Personally I much rather like the approach Plan 9 took to decomposition vs what SawMill attempted.

vezzy-fnord · on Nov 19, 2015

Going the Plan 9 way would be a blank state reset of everything, doing a retroactive modularization would retain the existing environment.

pjmlp · on Nov 19, 2015

I agree, even Microsoft is doing it with Windows Containers running on Hyper-V directly.

masklinn · on Nov 19, 2015

Why rump specifically?

amirmc · on Nov 19, 2015

I think because they play very nicely with legacy software, without needing any modifications. i.e the demo has unmodified, off-the-shelf versions of nginx, mysql and php.

The other unikernel projects (i.e. MirageOS and HaLVM), take a clean-slate approach which means application code also has to be in the same language (OCaml and Haskell, respectively). However, there's also ongoing work to make pieces of the different implementations play nicely together too (but it's early days).

masklinn · on Nov 19, 2015

> I think because they play very nicely with legacy software, without needing any modifications. i.e the demo has unmodified, off-the-shelf versions of nginx, mysql and php.

That's a good argument but seems to be one for rump being the past's future (unikernel-ifying legacy applications) rather than for it being the future itself.

amirmc · on Nov 19, 2015

I do see what you mean but asking people to re-write all the things isn't a successful strategy to achieve mass adoption.
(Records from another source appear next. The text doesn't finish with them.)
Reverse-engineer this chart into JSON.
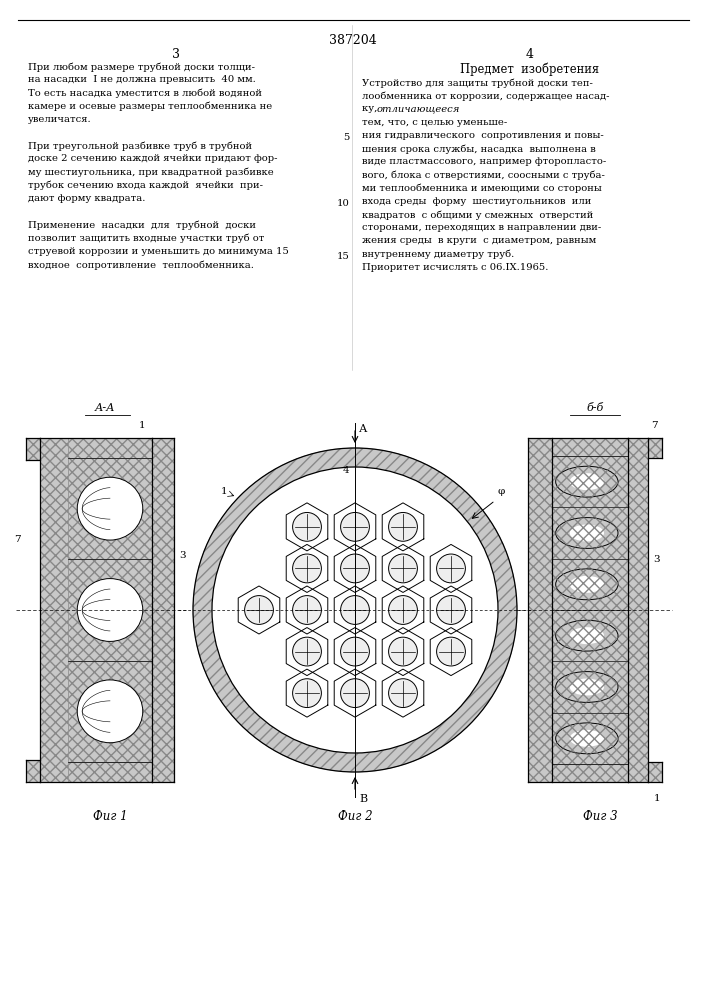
{
  "patent_number": "387204",
  "page_left": "3",
  "page_right": "4",
  "bg_color": "#ffffff",
  "line_color": "#000000",
  "left_col_lines": [
    "При любом размере трубной доски толщи-",
    "на насадки  I не должна превысить  40 мм.",
    "То есть насадка уместится в любой водяной",
    "камере и осевые размеры теплообменника не",
    "увеличатся.",
    "",
    "При треугольной разбивке труб в трубной",
    "доске 2 сечению каждой ячейки придают фор-",
    "му шестиугольника, при квадратной разбивке",
    "трубок сечению входа каждой  ячейки  при-",
    "дают форму квадрата.",
    "",
    "Применение  насадки  для  трубной  доски",
    "позволит защитить входные участки труб от",
    "струевой коррозии и уменьшить до минимума 15",
    "входное  сопротивление  теплообменника."
  ],
  "right_col_header": "Предмет  изобретения",
  "right_col_lines": [
    "Устройство для защиты трубной доски теп-",
    "лообменника от коррозии, содержащее насад-",
    "ку, ",
    "тем, что, с целью уменьше-",
    "ния гидравлического  сопротивления и повы-",
    "шения срока службы, насадка  выполнена в",
    "виде пластмассового, например фторопласто-",
    "вого, блока с отверстиями, соосными с труба-",
    "ми теплообменника и имеющими со стороны",
    "входа среды  форму  шестиугольников  или",
    "квадратов  с общими у смежных  отверстий",
    "сторонами, переходящих в направлении дви-",
    "жения среды  в круги  с диаметром, равным",
    "внутреннему диаметру труб.",
    "Приоритет исчислять с 06.IX.1965."
  ],
  "fig1_label": "Фиг 1",
  "fig2_label": "Фиг 2",
  "fig3_label": "Фиг 3",
  "line_numbers": [
    "5",
    "10",
    "15"
  ],
  "line_num_rows": [
    4,
    9,
    13
  ]
}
Being able to build your unikernel (micro)services using legacy things and then swapping out certain services for clean-slate versions seems like a much more palatable approach. This is why unikernels fit so well with the microservices approach — you only have to re-write things one piece at a time if you choose to.

masklinn · on Nov 19, 2015

> Being able to build your unikernel (micro)services using legacy things and then swapping out certain services for clean-slate versions seems like a much more palatable approach. This is why unikernels fit so well with the microservices approach — you only have to re-write things one piece at a time if you choose to.

That's kind of my point, in that worldview rump kernels are not really the future they're a transitional phase bridging the present and the future.

pyvpx · on Nov 19, 2015

you can't ignore "legacy" applications if your new technology needs acceptance and deployment first and foremost to get out of the toy stage.

besides, think of all the future cool stuff you can more easily build on top of rump kernel (almost a year in the IRC channel and I still can't recall how I'm supposed to refer to...it) rather than being "stuck" with just Erlang on LINC or Haskell on HalVM etc.

masklinn · on Nov 19, 2015

I'm not saying you can ignore legacy applications but "the future" implies it's the goal. If rump is only for legacy application until they're reworked or replaced it's not the future, it's a transitional tool, and the future doesn't contain rump.

djcapelis · on Nov 19, 2015

Often the two are one in the same. Just look at a modern x86 chip.

macavity23 · on Nov 19, 2015

This looks great. Hopefully this can be configured to set off a big fat alarm if any unexpected syscalls get called. Will be a huge security win.

cpuguy83 · on Nov 20, 2015

Well, seccomp already does this, no?

yeukhon · on Nov 19, 2015

So what if I need to run centos and ubuntu containers on a centos host?